While not exactly literary, no discussion of the look of Avatar should fail to mention Roger Dean, who's rock album art for Yes featured floating mountains very much like the ones in Avatar. Some may wonder that these precursors don't get screen credits, but these are just a few, and to list them all would be difficult at best, as they have become part of our collective cultural consciousness, and even Cameron is probably aware of only some. You could easily do a dissertation on the many sources for the ideas in Avatar with no fear of running out of material...and I'd like to read it when it's done.
It's been said that fantasy's popularity is in part because it's easy to get, while SF requires an understanding of the genre that most viewers don't have. Watching Avatar, chock full of SF's classic ploys, I think that time may have passed. I doubt that any of the SF tricks and traps show here, and there are plenty, baffle viewers. The good news is that audiences get it. The bad news is that they're robbed of some of the wonder that figuring it out affords.

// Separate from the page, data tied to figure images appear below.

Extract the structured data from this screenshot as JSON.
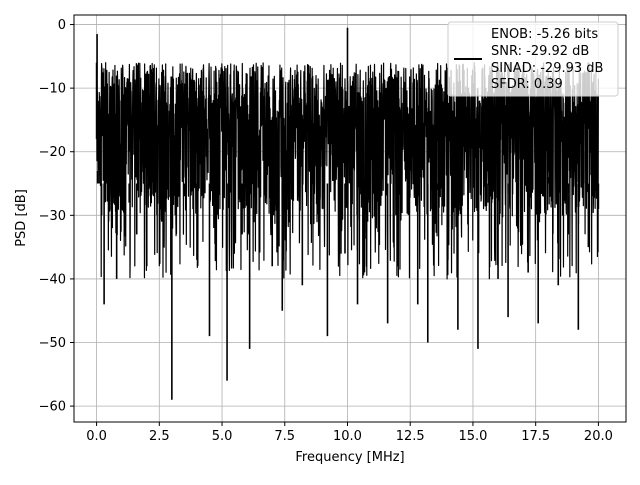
{
  "chart_data": {
    "type": "line",
    "title": "",
    "xlabel": "Frequency [MHz]",
    "ylabel": "PSD [dB]",
    "xlim": [
      -0.9,
      21.1
    ],
    "ylim": [
      -62.5,
      1.5
    ],
    "xticks": [
      0.0,
      2.5,
      5.0,
      7.5,
      10.0,
      12.5,
      15.0,
      17.5,
      20.0
    ],
    "xtick_labels": [
      "0.0",
      "2.5",
      "5.0",
      "7.5",
      "10.0",
      "12.5",
      "15.0",
      "17.5",
      "20.0"
    ],
    "yticks": [
      0,
      -10,
      -20,
      -30,
      -40,
      -50,
      -60
    ],
    "ytick_labels": [
      "0",
      "−10",
      "−20",
      "−30",
      "−40",
      "−50",
      "−60"
    ],
    "grid": true,
    "legend_position": "top-right",
    "series": [
      {
        "color": "#000000",
        "x": [
          0.0,
          0.02,
          0.04,
          0.06,
          0.08,
          0.1,
          0.2,
          0.3,
          0.4,
          0.6,
          0.8,
          1.0,
          1.3,
          1.6,
          2.0,
          2.3,
          2.6,
          3.0,
          3.2,
          3.5,
          4.0,
          4.5,
          4.9,
          5.2,
          5.7,
          5.8,
          6.1,
          6.5,
          7.0,
          7.4,
          7.8,
          8.2,
          8.8,
          9.2,
          9.5,
          9.9,
          10.0,
          10.4,
          10.8,
          11.2,
          11.6,
          12.0,
          12.4,
          12.8,
          13.2,
          13.6,
          14.0,
          14.4,
          14.8,
          15.2,
          15.6,
          16.0,
          16.4,
          16.8,
          17.2,
          17.6,
          18.0,
          18.4,
          18.8,
          19.2,
          19.4,
          19.6,
          20.0
        ],
        "y": [
          -6,
          -1.5,
          -23,
          -12,
          -18,
          -20,
          -30,
          -44,
          -22,
          -27,
          -40,
          -15,
          -28,
          -33,
          -38,
          -24,
          -31,
          -59,
          -12,
          -27,
          -37,
          -49,
          -15,
          -56,
          -20,
          -33,
          -51,
          -24,
          -38,
          -45,
          -19,
          -41,
          -29,
          -49,
          -22,
          -36,
          -0.5,
          -44,
          -31,
          -21,
          -47,
          -38,
          -27,
          -44,
          -50,
          -26,
          -37,
          -48,
          -23,
          -51,
          -28,
          -40,
          -46,
          -19,
          -39,
          -47,
          -24,
          -41,
          -33,
          -48,
          -20,
          -35,
          -29
        ]
      }
    ],
    "legend": {
      "lines": [
        "ENOB: -5.26 bits",
        "SNR: -29.92 dB",
        "SINAD: -29.93 dB",
        "SFDR: 0.39"
      ]
    }
  }
}
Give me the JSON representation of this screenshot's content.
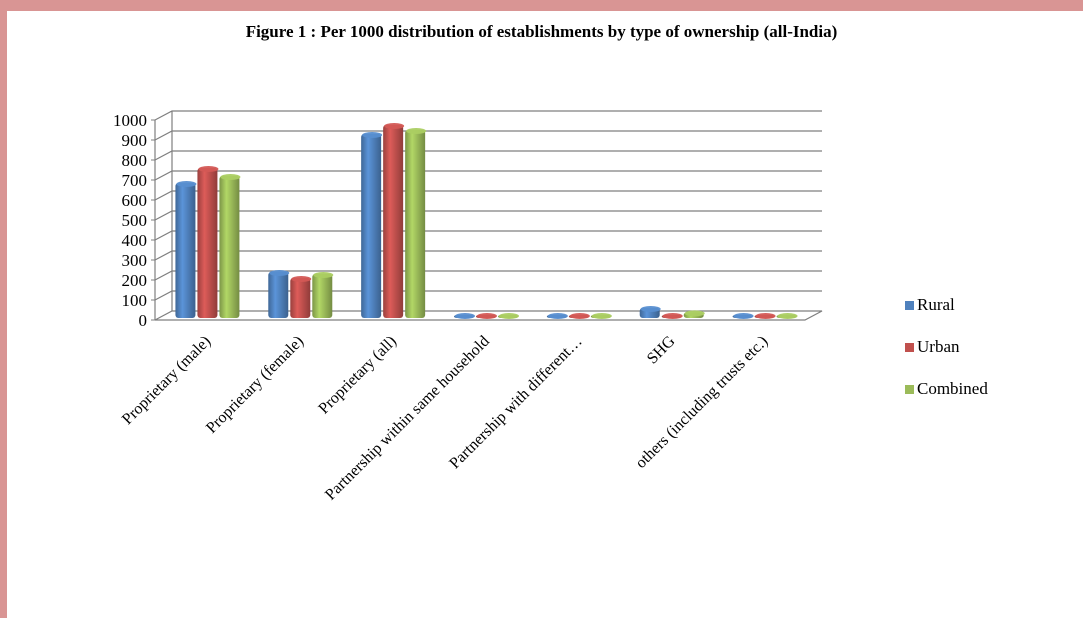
{
  "chart_data": {
    "type": "bar",
    "title": "Figure 1 : Per 1000 distribution of establishments by type of ownership (all-India)",
    "categories": [
      "Proprietary (male)",
      "Proprietary (female)",
      "Proprietary (all)",
      "Partnership within  same household",
      "Partnership with  different…",
      "SHG",
      "others (including trusts etc.)"
    ],
    "series": [
      {
        "name": "Rural",
        "color": "#4f81bd",
        "values": [
          685,
          240,
          930,
          3,
          5,
          60,
          10
        ]
      },
      {
        "name": "Urban",
        "color": "#c0504d",
        "values": [
          760,
          210,
          975,
          7,
          8,
          18,
          12
        ]
      },
      {
        "name": "Combined",
        "color": "#9bbb59",
        "values": [
          720,
          230,
          950,
          4,
          6,
          38,
          11
        ]
      }
    ],
    "y_ticks": [
      "0",
      "100",
      "200",
      "300",
      "400",
      "500",
      "600",
      "700",
      "800",
      "900",
      "1000"
    ],
    "ylim": [
      0,
      1000
    ],
    "grid": true,
    "legend_position": "right"
  }
}
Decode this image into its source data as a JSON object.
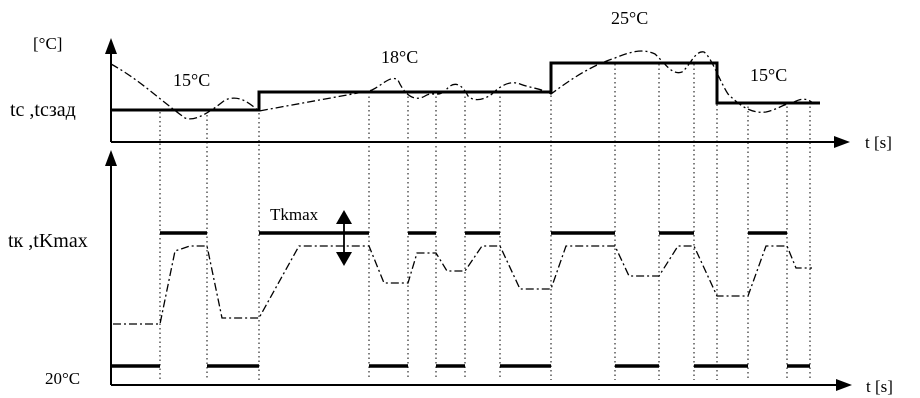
{
  "labels": {
    "unit_top": "[°C]",
    "y_top": "tc ,tcзад",
    "y_bottom": "tк ,tKmax",
    "x_axis_top": "t [s]",
    "x_axis_bottom": "t [s]",
    "tkmax": "Tkmax",
    "temp_low": "20°C"
  },
  "setpoints": [
    {
      "label": "15°C"
    },
    {
      "label": "18°C"
    },
    {
      "label": "25°C"
    },
    {
      "label": "15°C"
    }
  ],
  "colors": {
    "ink": "#000000",
    "background": "#ffffff"
  }
}
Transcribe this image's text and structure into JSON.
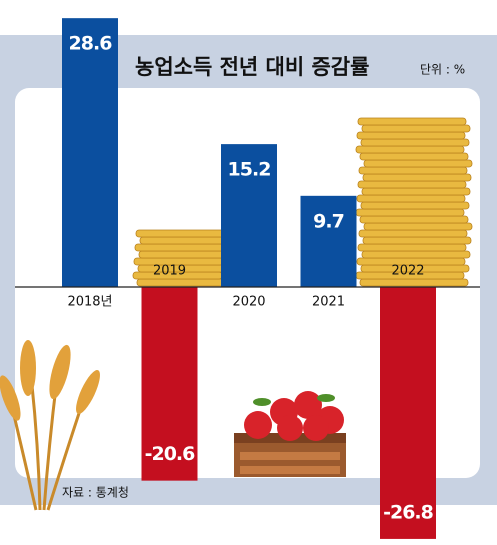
{
  "chart_data": {
    "type": "bar",
    "title": "농업소득 전년 대비 증감률",
    "unit": "단위 : %",
    "source": "자료 : 통계청",
    "categories": [
      "2018년",
      "2019",
      "2020",
      "2021",
      "2022"
    ],
    "values": [
      28.6,
      -20.6,
      15.2,
      9.7,
      -26.8
    ],
    "positive_color": "#0b4f9f",
    "negative_color": "#c40f1f"
  }
}
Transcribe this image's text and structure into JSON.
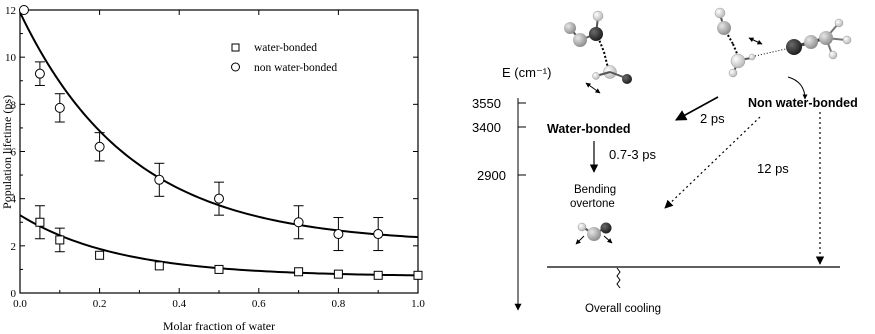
{
  "chart_data": {
    "type": "scatter",
    "xlabel": "Molar fraction of water",
    "ylabel": "Population lifetime (ps)",
    "xlim": [
      0.0,
      1.0
    ],
    "ylim": [
      0,
      12
    ],
    "x_ticks": [
      "0.0",
      "0.2",
      "0.4",
      "0.6",
      "0.8",
      "1.0"
    ],
    "x_tick_values": [
      0.0,
      0.2,
      0.4,
      0.6,
      0.8,
      1.0
    ],
    "y_ticks": [
      "0",
      "2",
      "4",
      "6",
      "8",
      "10",
      "12"
    ],
    "y_tick_values": [
      0,
      2,
      4,
      6,
      8,
      10,
      12
    ],
    "legend_position": "top-right",
    "series": [
      {
        "name": "water-bonded",
        "marker": "square",
        "x": [
          0.05,
          0.1,
          0.2,
          0.35,
          0.5,
          0.7,
          0.8,
          0.9,
          1.0
        ],
        "y": [
          3.0,
          2.25,
          1.6,
          1.15,
          1.0,
          0.9,
          0.8,
          0.75,
          0.75
        ],
        "err": [
          0.7,
          0.5,
          0.0,
          0.0,
          0.0,
          0.0,
          0.0,
          0.0,
          0.0
        ],
        "fit": {
          "a": 2.6,
          "k": 4.0,
          "c": 0.7
        }
      },
      {
        "name": "non water-bonded",
        "marker": "circle",
        "x": [
          0.01,
          0.05,
          0.1,
          0.2,
          0.35,
          0.5,
          0.7,
          0.8,
          0.9
        ],
        "y": [
          12.0,
          9.3,
          7.85,
          6.2,
          4.8,
          4.0,
          3.0,
          2.5,
          2.5
        ],
        "err": [
          0.0,
          0.5,
          0.6,
          0.6,
          0.7,
          0.7,
          0.7,
          0.7,
          0.7
        ],
        "fit": {
          "a": 9.8,
          "k": 3.6,
          "c": 2.1
        }
      }
    ]
  },
  "diagram": {
    "energy_axis_label": "E (cm⁻¹)",
    "levels": [
      "3550",
      "3400",
      "2900"
    ],
    "labels": {
      "water_bonded": "Water-bonded",
      "non_water_bonded": "Non water-bonded",
      "bending_line1": "Bending",
      "bending_line2": "overtone",
      "overall_cooling": "Overall cooling"
    },
    "rates": {
      "t_2ps": "2 ps",
      "t_07_3ps": "0.7-3 ps",
      "t_12ps": "12 ps"
    }
  }
}
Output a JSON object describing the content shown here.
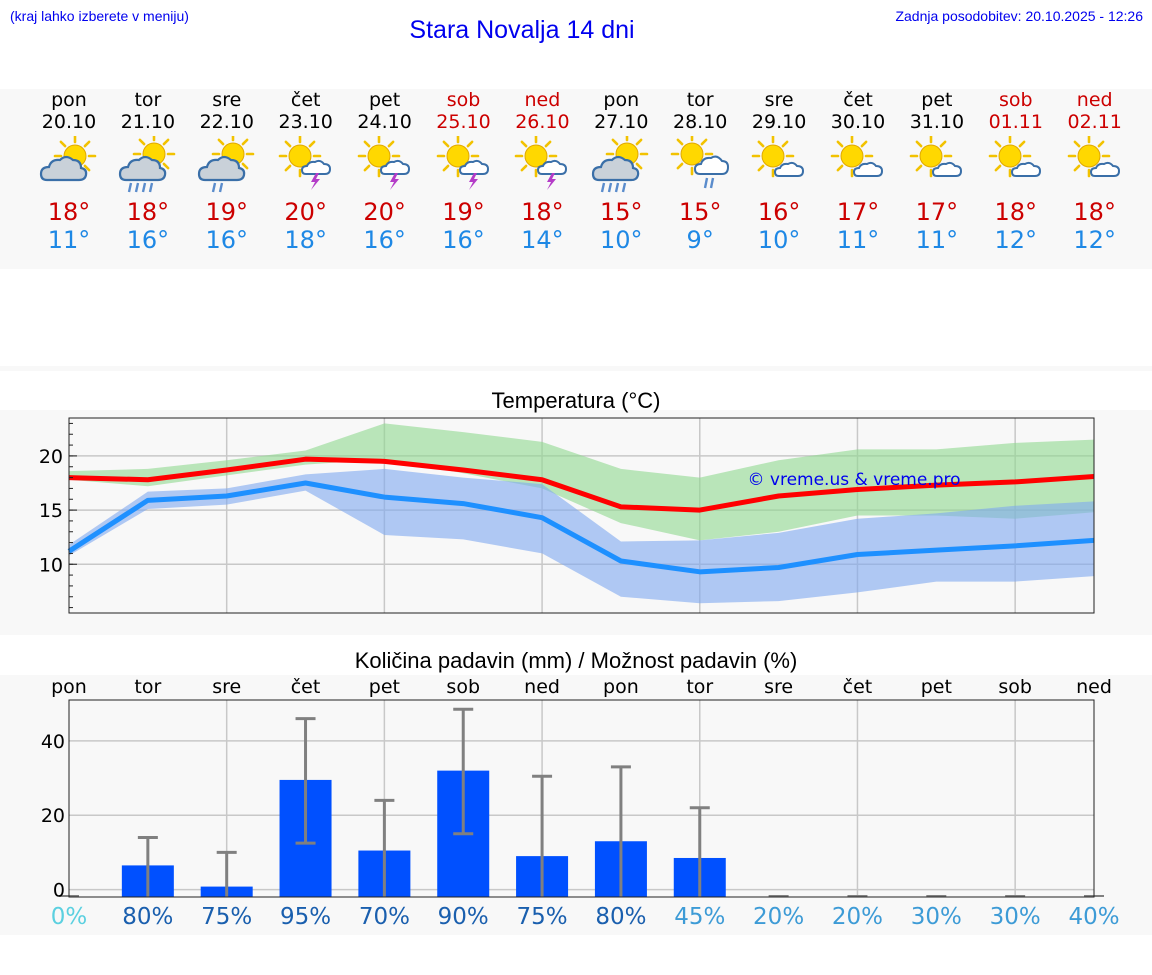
{
  "header": {
    "hint": "(kraj lahko izberete v meniju)",
    "title": "Stara Novalja 14 dni",
    "updated": "Zadnja posodobitev: 20.10.2025 - 12:26"
  },
  "days": [
    {
      "name": "pon",
      "date": "20.10",
      "weekend": false,
      "icon": "sun-cloud-icon",
      "tmax": "18°",
      "tmin": "11°"
    },
    {
      "name": "tor",
      "date": "21.10",
      "weekend": false,
      "icon": "sun-rain-cloud-icon",
      "tmax": "18°",
      "tmin": "16°"
    },
    {
      "name": "sre",
      "date": "22.10",
      "weekend": false,
      "icon": "sun-light-rain-cloud-icon",
      "tmax": "19°",
      "tmin": "16°"
    },
    {
      "name": "čet",
      "date": "23.10",
      "weekend": false,
      "icon": "sun-thunderstorm-icon",
      "tmax": "20°",
      "tmin": "18°"
    },
    {
      "name": "pet",
      "date": "24.10",
      "weekend": false,
      "icon": "sun-thunderstorm-icon",
      "tmax": "20°",
      "tmin": "16°"
    },
    {
      "name": "sob",
      "date": "25.10",
      "weekend": true,
      "icon": "sun-thunderstorm-icon",
      "tmax": "19°",
      "tmin": "16°"
    },
    {
      "name": "ned",
      "date": "26.10",
      "weekend": true,
      "icon": "sun-thunderstorm-icon",
      "tmax": "18°",
      "tmin": "14°"
    },
    {
      "name": "pon",
      "date": "27.10",
      "weekend": false,
      "icon": "sun-rain-cloud-icon",
      "tmax": "15°",
      "tmin": "10°"
    },
    {
      "name": "tor",
      "date": "28.10",
      "weekend": false,
      "icon": "sun-cloud-showers-icon",
      "tmax": "15°",
      "tmin": "9°"
    },
    {
      "name": "sre",
      "date": "29.10",
      "weekend": false,
      "icon": "sun-small-cloud-icon",
      "tmax": "16°",
      "tmin": "10°"
    },
    {
      "name": "čet",
      "date": "30.10",
      "weekend": false,
      "icon": "sun-small-cloud-icon",
      "tmax": "17°",
      "tmin": "11°"
    },
    {
      "name": "pet",
      "date": "31.10",
      "weekend": false,
      "icon": "sun-small-cloud-icon",
      "tmax": "17°",
      "tmin": "11°"
    },
    {
      "name": "sob",
      "date": "01.11",
      "weekend": true,
      "icon": "sun-small-cloud-icon",
      "tmax": "18°",
      "tmin": "12°"
    },
    {
      "name": "ned",
      "date": "02.11",
      "weekend": true,
      "icon": "sun-small-cloud-icon",
      "tmax": "18°",
      "tmin": "12°"
    }
  ],
  "chart_data": [
    {
      "type": "line",
      "title": "Temperatura (°C)",
      "watermark": "© vreme.us & vreme.pro",
      "ylim": [
        5.5,
        23.5
      ],
      "yticks": [
        10,
        15,
        20
      ],
      "grid": true,
      "x": [
        0,
        1,
        2,
        3,
        4,
        5,
        6,
        7,
        8,
        9,
        10,
        11,
        12,
        13
      ],
      "series": [
        {
          "role": "max",
          "color": "#ff0000",
          "values": [
            18.0,
            17.8,
            18.7,
            19.7,
            19.5,
            18.7,
            17.8,
            15.3,
            15.0,
            16.3,
            16.9,
            17.3,
            17.6,
            18.1
          ]
        },
        {
          "role": "min",
          "color": "#1e90ff",
          "values": [
            11.2,
            15.9,
            16.3,
            17.5,
            16.2,
            15.6,
            14.3,
            10.3,
            9.3,
            9.7,
            10.9,
            11.3,
            11.7,
            12.2
          ]
        }
      ],
      "bands": [
        {
          "role": "max-range",
          "color": "#8fd98f",
          "low": [
            17.8,
            17.2,
            18.2,
            19.2,
            19.7,
            18.4,
            17.0,
            13.8,
            12.2,
            13.0,
            14.5,
            14.5,
            14.2,
            14.8
          ],
          "high": [
            18.6,
            18.8,
            19.6,
            20.5,
            23.0,
            22.2,
            21.3,
            18.8,
            18.0,
            19.6,
            20.6,
            20.6,
            21.2,
            21.5
          ]
        },
        {
          "role": "min-range",
          "color": "#7fa8f0",
          "low": [
            10.8,
            15.1,
            15.5,
            16.8,
            12.7,
            12.3,
            11.0,
            7.0,
            6.4,
            6.6,
            7.4,
            8.4,
            8.4,
            8.9
          ],
          "high": [
            11.8,
            16.7,
            17.0,
            18.3,
            18.8,
            18.0,
            17.4,
            12.1,
            12.2,
            12.9,
            14.2,
            14.7,
            15.4,
            15.8
          ]
        }
      ]
    },
    {
      "type": "bar",
      "title": "Količina padavin (mm) / Možnost padavin (%)",
      "categories": [
        "pon",
        "tor",
        "sre",
        "čet",
        "pet",
        "sob",
        "ned",
        "pon",
        "tor",
        "sre",
        "čet",
        "pet",
        "sob",
        "ned"
      ],
      "values": [
        0,
        6.5,
        0.8,
        29.5,
        10.5,
        32,
        9,
        13,
        8.5,
        0,
        0,
        0,
        0,
        0
      ],
      "error_high": [
        0,
        14,
        10,
        46,
        24,
        48.5,
        30.5,
        33,
        22,
        0,
        0,
        0,
        0,
        0
      ],
      "error_low": [
        0,
        0,
        0,
        12.5,
        0,
        15,
        0,
        0,
        0,
        0,
        0,
        0,
        0,
        0
      ],
      "ylim": [
        -2,
        51
      ],
      "yticks": [
        0,
        20,
        40
      ],
      "bar_color": "#0050ff",
      "error_color": "#808080",
      "probability": [
        "0%",
        "80%",
        "75%",
        "95%",
        "70%",
        "90%",
        "75%",
        "80%",
        "45%",
        "20%",
        "20%",
        "30%",
        "30%",
        "40%"
      ],
      "probability_colors": [
        "#5bd0e0",
        "#1a5fae",
        "#1a5fae",
        "#1a5fae",
        "#1a5fae",
        "#1a5fae",
        "#1a5fae",
        "#1a5fae",
        "#3d9bd6",
        "#3d9bd6",
        "#3d9bd6",
        "#3d9bd6",
        "#3d9bd6",
        "#3d9bd6"
      ]
    }
  ]
}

In final analysis, Avatar is a terrific film, but it's more a vehicle for its special effects than for its story. If the film could have been made back immediately after Titanic, as Cameron had wanted, the story would have had more impact, but today it's not telling us anything audiences don't know. The result of this, and the secondary role of the characters to the show, is that neither plot nor character interplay is likely to hook viewers into coming back over and over, which made Titanic's gross....titanic.
The immersive reality aspect of the film may be enough to bring viewers in for more than one go though, and who knows, it may even spur a new wave of home theater technology so that they can get the experience on the big (home) screen as well.
But that will come later. For now, go see it on the big screen, either in 3D or Imax 3D...but we advise you to pass on the 2D version, which falls short on immersive experience.